Our relationship with social media disorders our priorities.
Priorities are the coordinates that set the course of our hearts. What we value determines what we prioritize. What we prioritize determines how we spend our time. How we spend our time determines how we spend our lives.
Jesus says in the Sermon on the Mount, “For where your treasure is, there your heart will be also” (Matt. 6:21). The temptation with this verse is to immediately think, “How I use the money God has given me reveals my heart,” and that is true. This verse clearly applies to our financial resources, but one could make the case that it is even more applicable to how we spend our time. Time is the most scarce resource on the planet. When we spend or lose money, there is always an opportunity to make it back. More money can always be scrounged together somehow, but we can never earn more time. Time leaks out of our life by the second, and we cannot save it or earn it back; we can only spend it well.
A 2019 study suggests that the average person spends about two-and-a-half hours on social media every single day. This is how social media infiltrates our priorities—it sucks our time.
Social media is designed to make us feel good. It isn’t designed to deliver us the truth. It isn’t designed to encourage our hearts in the gospel. It isn’t designed to point us to the hope we have in eternity. The mathematical algorithms and organizational values that drive social media platforms are most interested in keeping our attention, and the most effective way they keep our attention is by making us feel good with entertaining content. This disorders our priorities in a host of ways, but primarily by making us more interested in comfortable entertainment than we are in hard truths. Social media coddles us, pats our heads, and makes us feel as though we are rulers of our own digital worlds.

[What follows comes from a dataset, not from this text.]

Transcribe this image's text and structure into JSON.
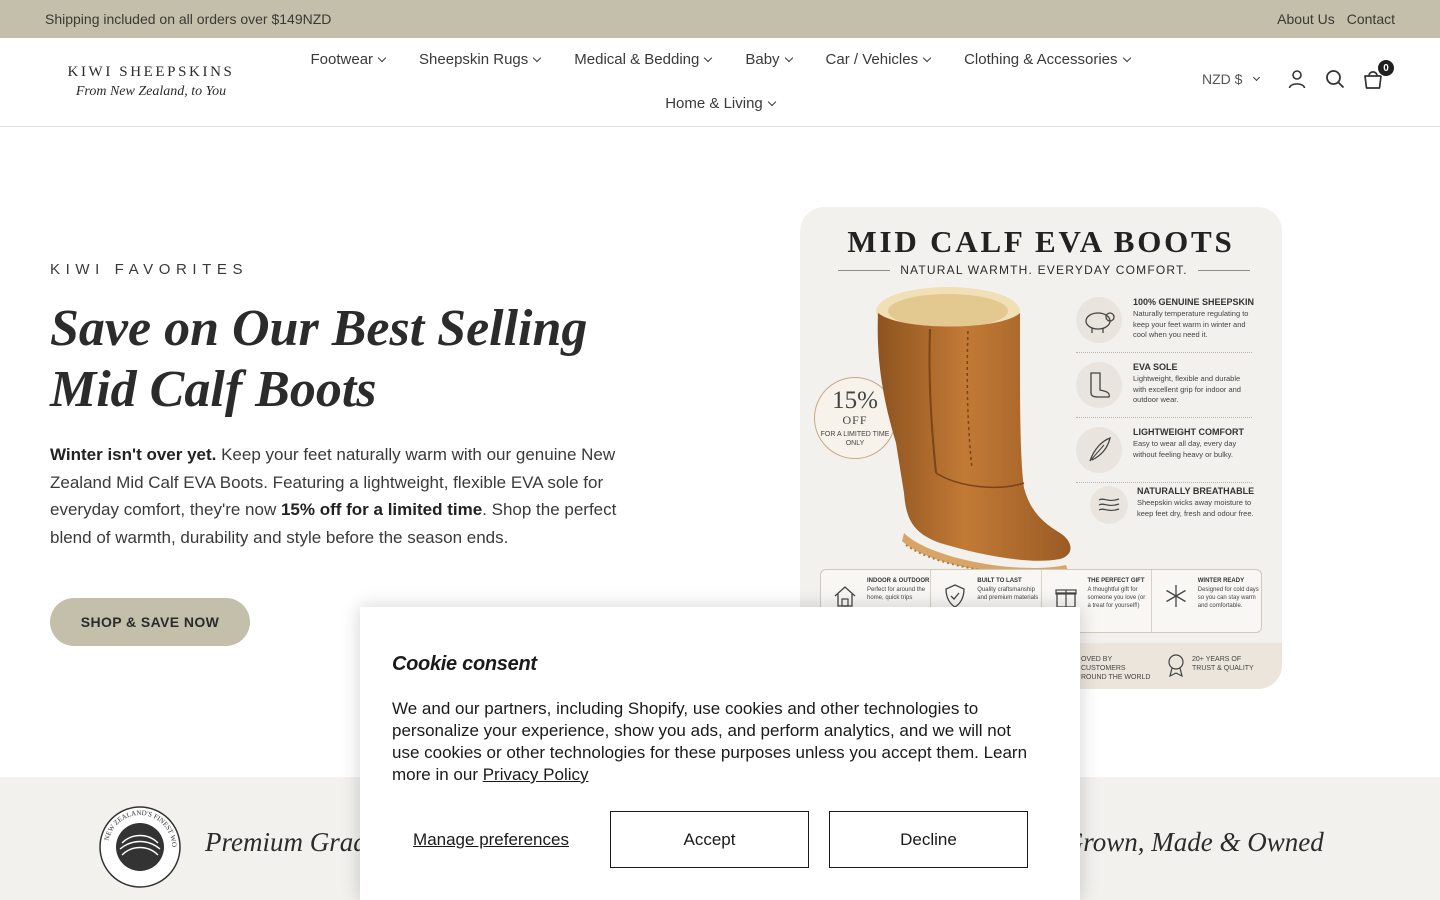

You can imagine how this makes church leadership difficult. Pastors are faced with shepherding local churches that are more interested in being coddled with comfortable entertainment than they are in being led with difficult truths.
Our relationship with social media warps our view of authority.
The internet as a whole, but especially social media, has revolutionized how we think about authority. In some ways, this is good! The way the social internet has transformed our global understanding of authority has toppled oppressive governments, addressed systemic injustices, and allowed masses of people to otherwise work for the collective good of humanity. Social media has given authority to groups of people who have historically had trouble achieving it, and has allowed those groups of people to challenge the people who have always had it.
Unfortunately, a by-product of all of this is that by making it feel as though everyone has authority, those who use their authority for good in the offline world have lost significant influence. By making everyone feel like they are an expert, the power of real experts has waned.
Then, when you combine this reality with the first, you get a deadly combination. We just explored how social media disorders our priorities and makes comfort the king of our hearts. Add to that the reality that traditional views of authority have been toppled and anyone can be seen as authoritative on any subject now. Mixing these two perversions of reality creates a situation in which authority is assigned to those who make us most comfortable, who tell us what we want to hear, and who coddle us into all manner of foolishness.
From what I have gathered, this lethal combination of disordered priorities and the eradication of positional authority is the primary stressor for pastors as it relates to social media. It is what makes it difficult to lead people. Why? It’s pretty clear, I think.
If Christians have been duped into believing that comfort is king and authority is relative because of their totally-normal-but-terribly-destructive relationships with social media, you as their pastor are going to call them to a life of sacrifice and discomfort for the sake of Christ, and they are going to ignore you, choosing the authoritative voices of their comfortable screen pundits instead.